Assamese groups have long stressed that since Assam has “accepted” migrants from 1951 to 1971 as per the Accord, implementation of Clause 6 of the pact is necessary to safeguard the interests of the state’s indigenous people. The state government had emphasised on the speedy implementation of provisions of Clause 6 of the Accord as an antidote to the Assamese opposition to the CAA.
But at the same time, the recommendations of the high-level committee have suggest a framework that could end up rendering a large section of Assam’s society as an inferior class of citizens. This exclusion will comprise both Muslim economic migrants of Bengali-descent as well as post-Partition Hindu Bengali refugees, who can prove that they or their ancestors were residing in Assam between 1951 and 1971, but not before that. They might be stripped of several rights and privileges. They will be Indian citizens as per the 1971 cut-off but may not be represented by a legislator or may be ineligible for a job or may not be able to purchase land.
A 2019 Washington Post report noted that in her first campaign stop after announcing her presidential bid, Harris was asked by a reporter how she would describe herself since she was both “African American” and “Indian American”. Harris replied that she was a “proud American”.

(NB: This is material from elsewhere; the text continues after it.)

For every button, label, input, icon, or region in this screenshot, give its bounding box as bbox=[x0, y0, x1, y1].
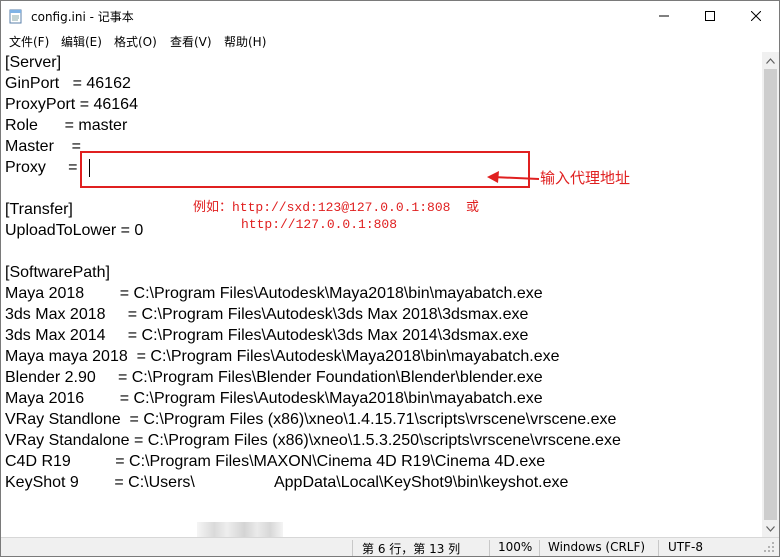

Harris’s parents had migrated to the US in the 1950s and 60s seeking education and better opportunities. Today, their daughter is running for one of the top offices in the country. In Assam, in contrast, proposals are being drafted to deprive Indian citizens, who or their ancestors migrated in that era, from rights rightfully available to any ordinary citizen. Harris, if hypothetically asked to trace her ancestry in the US, could possibly be able to fetch records not prior to 1958. But in Assam, a document from 1958, might not be good enough to ensure one’s candidature for election or a job at a state or private sector outfit — if the recommendations of the high-level committee are implemented.
At a time when the world battles growing concerns of statelessness, can India afford to have a community of second-class citizens in a state strategically important like Assam? As the 2021 Assam elections draw closer, all eyes will be on the BJP governments at the Centre and the state as to how they respond to the recommendations.